QUESTION -
We recently discovered a "minor" design flaw with QBUS Robots. About 2% of the robots are overly susceptible to sonic interference at a particular harmonic frequency to the extent that the robot can explode. We can identify the robots at risk by exposing them to a "sonic screwdriver". If this results in a reversal of the polarity of the neutron flow, then the robot is at risk.
If the robot is at risk, we can leave it as it is or try to fix it. There are two options for fixing it. We can replace capacitor A53 which resides behind the robot's eye stalk, or we can replace capacitor Q97 which sits above the hover-pad motor (it is these two capacitors whose frequencies may too closely match). Interestingly, both of these options carry their own risk of catastrophe.
QBUS Robots have defensive capabilities. During each operation there is a 1/50,000 chance that a static charge will awake the robot momentarily. During this time there is an 85% chance that the robot will identify the operation as a potential security risk. If it does, then it will perform a complete power up to investigate and address the security risk.
For the eyestalk operation, the loss of sight will reduce the robot's ability to identify the technician as an authorised entity - it will be unable to perform a visual authentication. In addition, if the technician becomes fearful, his voice may alter to the extent that he will fail the voice recognition authentication and will also be unable to state his 64 digit emergency code within the 60 second time window. Altogether, there is a 1% chance of him failing to authenticate. In this case, the robot will attempt to set-off an internal explosive and self-destruct entirely (with a 3 second warning). The explosive fails to explode three times in a thousand.
Additionally, if the robot begins its power up sequence after the eyestalk operation has begun, then the technician can try to access a tiny diagnostic button that would result in a manual shutdown. He would need to press the button before the robot completely powered up - that is, within about 15 seconds. The chance of him reacting quickly enough and attempting this is estimated to be 20%. If he attempts it, but presses the adjacent button by mistake then after the robot completes its power up, it will immediately set off its explosive charge (following the 3 second warning). There is a 15% chance of the technician making this mistake.

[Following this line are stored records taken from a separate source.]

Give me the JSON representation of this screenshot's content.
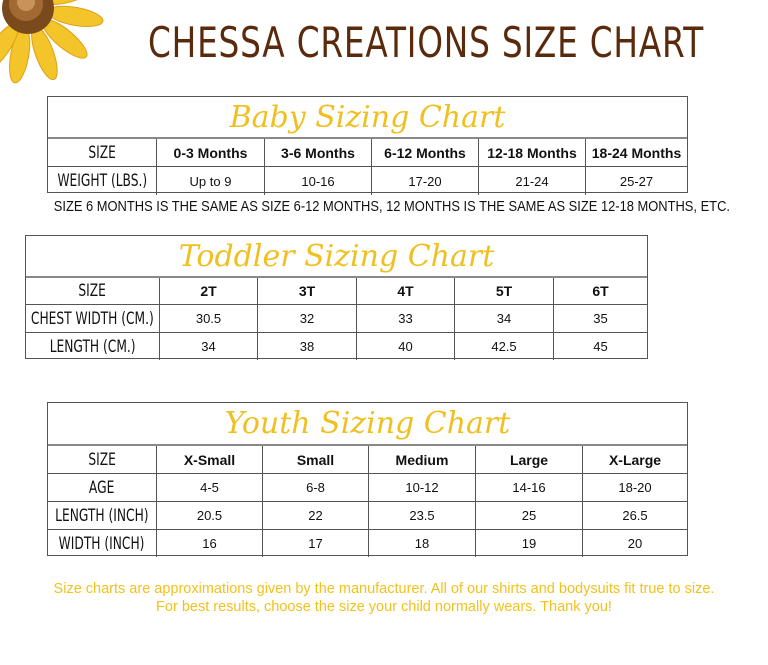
{
  "header": {
    "title": "CHESSA CREATIONS SIZE CHART"
  },
  "colors": {
    "title": "#5a2a0c",
    "accent": "#f2c21b"
  },
  "baby": {
    "caption": "Baby Sizing Chart",
    "rows": [
      [
        "SIZE",
        "0-3 Months",
        "3-6 Months",
        "6-12 Months",
        "12-18 Months",
        "18-24 Months"
      ],
      [
        "WEIGHT (LBS.)",
        "Up to 9",
        "10-16",
        "17-20",
        "21-24",
        "25-27"
      ]
    ]
  },
  "note": "SIZE 6 MONTHS IS THE SAME AS SIZE 6-12 MONTHS, 12 MONTHS IS THE SAME AS SIZE 12-18 MONTHS, ETC.",
  "toddler": {
    "caption": "Toddler Sizing Chart",
    "rows": [
      [
        "SIZE",
        "2T",
        "3T",
        "4T",
        "5T",
        "6T"
      ],
      [
        "CHEST WIDTH (CM.)",
        "30.5",
        "32",
        "33",
        "34",
        "35"
      ],
      [
        "LENGTH (CM.)",
        "34",
        "38",
        "40",
        "42.5",
        "45"
      ]
    ]
  },
  "youth": {
    "caption": "Youth Sizing Chart",
    "rows": [
      [
        "SIZE",
        "X-Small",
        "Small",
        "Medium",
        "Large",
        "X-Large"
      ],
      [
        "AGE",
        "4-5",
        "6-8",
        "10-12",
        "14-16",
        "18-20"
      ],
      [
        "LENGTH (INCH)",
        "20.5",
        "22",
        "23.5",
        "25",
        "26.5"
      ],
      [
        "WIDTH (INCH)",
        "16",
        "17",
        "18",
        "19",
        "20"
      ]
    ]
  },
  "footer": {
    "line1": "Size charts are approximations given by the manufacturer. All of our shirts and bodysuits fit true to size.",
    "line2": "For best results, choose the size your child normally wears. Thank you!"
  }
}
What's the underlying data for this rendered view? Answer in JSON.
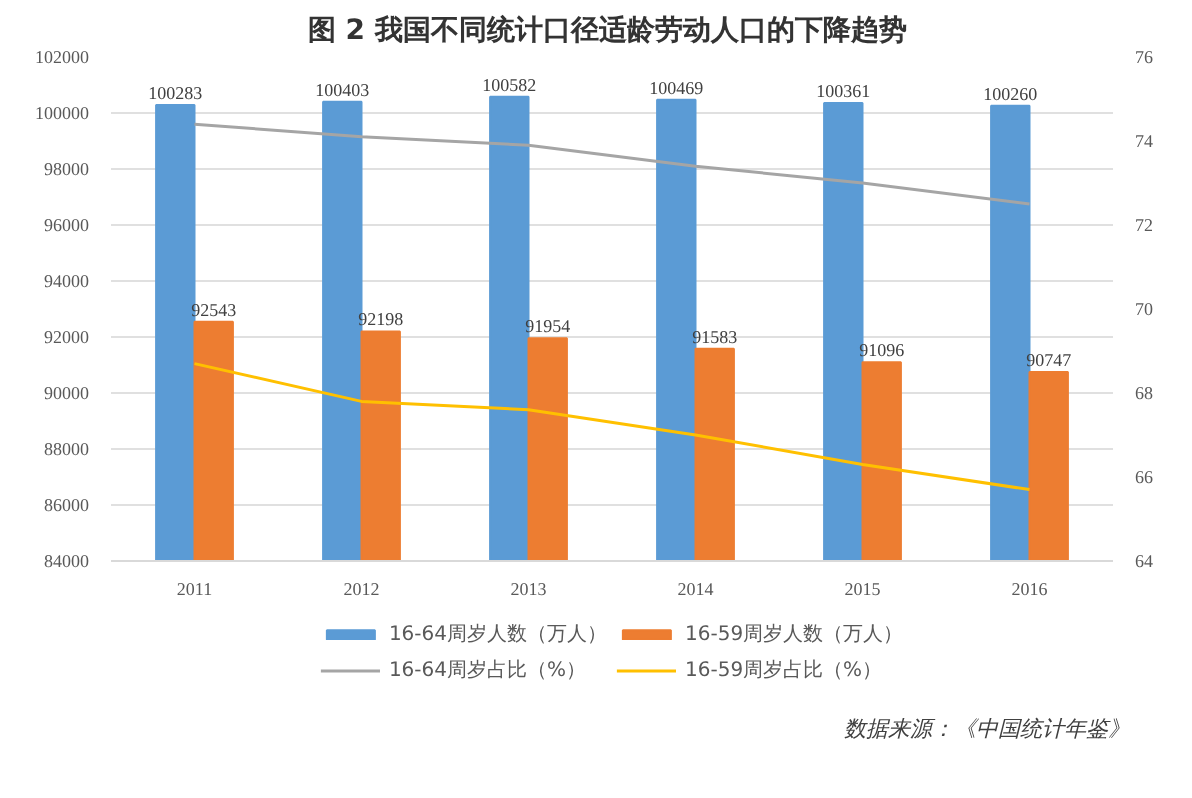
{
  "chart_data": {
    "type": "bar",
    "title": "图 2  我国不同统计口径适龄劳动人口的下降趋势",
    "categories": [
      "2011",
      "2012",
      "2013",
      "2014",
      "2015",
      "2016"
    ],
    "series": [
      {
        "name": "16-64周岁人数（万人）",
        "color": "#5b9bd5",
        "values": [
          100283,
          100403,
          100582,
          100469,
          100361,
          100260
        ],
        "value_labels": [
          "100283",
          "100403",
          "100582",
          "100469",
          "100361",
          "100260"
        ]
      },
      {
        "name": "16-59周岁人数（万人）",
        "color": "#ed7d31",
        "values": [
          92543,
          92198,
          91954,
          91583,
          91096,
          90747
        ],
        "value_labels": [
          "92543",
          "92198",
          "91954",
          "91583",
          "91096",
          "90747"
        ]
      },
      {
        "name": "16-64周岁占比（%）",
        "type": "line",
        "axis": "y2",
        "color": "#a5a5a5",
        "values": [
          74.4,
          74.1,
          73.9,
          73.4,
          73.0,
          72.5
        ]
      },
      {
        "name": "16-59周岁占比（%）",
        "type": "line",
        "axis": "y2",
        "color": "#ffc000",
        "values": [
          68.7,
          67.8,
          67.6,
          67.0,
          66.3,
          65.7
        ]
      }
    ],
    "ylim": [
      84000,
      102000
    ],
    "yticks": [
      84000,
      86000,
      88000,
      90000,
      92000,
      94000,
      96000,
      98000,
      100000,
      102000
    ],
    "y2lim": [
      64,
      76
    ],
    "y2ticks": [
      64,
      66,
      68,
      70,
      72,
      74,
      76
    ],
    "grid": "y",
    "legend": "bottom",
    "annotations": [
      "数据来源：《中国统计年鉴》"
    ]
  }
}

For the hover-pad operation, there is only a 1 in 10,000 chance of failing to authenticate. However, after a power-up, the robot will attempt to move out of the reach of the technician. Operations are always performed in a flat area with the robot constrained. Nevertheless, it is possible that under sufficient force from the robot and with the loss of fine movement control resulting from the removal of capacitor Q97, the robot will capsize. There is perhaps a 1 in 200 chance of this happening before the authentication process completes. If this happens then there is a 1:1 chance of the robot deciding it is under attack and initiating its self-destruction. If it capsizes and then decides that it is not under attack then it no longer needs to authenticate as it has established that is it 'safe'. Note that the diagnostic button is not accessible to the technician from under the hover-pad mount.
Assume these are the complete set of risks that would lead to a catastrophe. Further assume that the technicians choose randomly (by tossing a fair coin) as to whether they replace the A53 or the Q97. Finally, assume all robots will eventually be exposed to the dangerous sonic frequency.
Part A -
1. From the point at which the decision is made to try and fix a faulty robot, draw the probability tree for calculating the probability of a catastrophe. Pay careful attention to the format of the tree.
2. Solve the tree (showing your working on the probability tree) to determine the chance of a catastrophe.
Part B -
We are evaluating whether we should advise our technicians to never press the diagnostic button when doing the eye-stalk operation. Reverse the conditional probabilities to work out the chance that the engineer was the cause of a robot exploding while being repaired by either approach. That is, determine P(manual shutdown attempted | robot exploded)
Based on this information, should we advise our technicians to never press the diagnostic button when doing the eye-stalk operation? Why?
Part C -
QBUS Industries is an intelligent organisation and so would not randomly choose which capacitor to replace. Based on minimising the chance of the catastrophe, which chip should be replaced, and what is the new overall chance of a catastrophe occurring? Show your working.
Part D -
QBUS Industries is also a highly profitable organisation and so would actually use financial considerations for deciding which chip to replace.
Each Robot costs $200,000 to build. If a robot explodes in the lab, there would typically be no additional damage. If the robot exploded while doing its normal duties, there would be additional damage, estimated to be a further $500,000 on average. Replacing the chip behind the hover-pad is marginally more expensive, as the robot needs to be held rotated. It costs $6100 for the hover-pad operation compared with $6000 for the eye-stalk operation.
One Engineer suggested simply exposing all the robots to high levels of the dangerous sonic frequency in the safe condition of the lab. If they exploded, it would save money as 2% of $200,000 is less than the costs of repairs.
Draw and solve the decision tree for this problem, paying careful attention to formatting. Include the options of doing nothing and the Engineer's suggestion. Identify the decisions that you should make at each stage and the expected costs per robot across the whole robot fleet. You should utilise information you have already calculated in part 1 of the question, without the need to repeat it.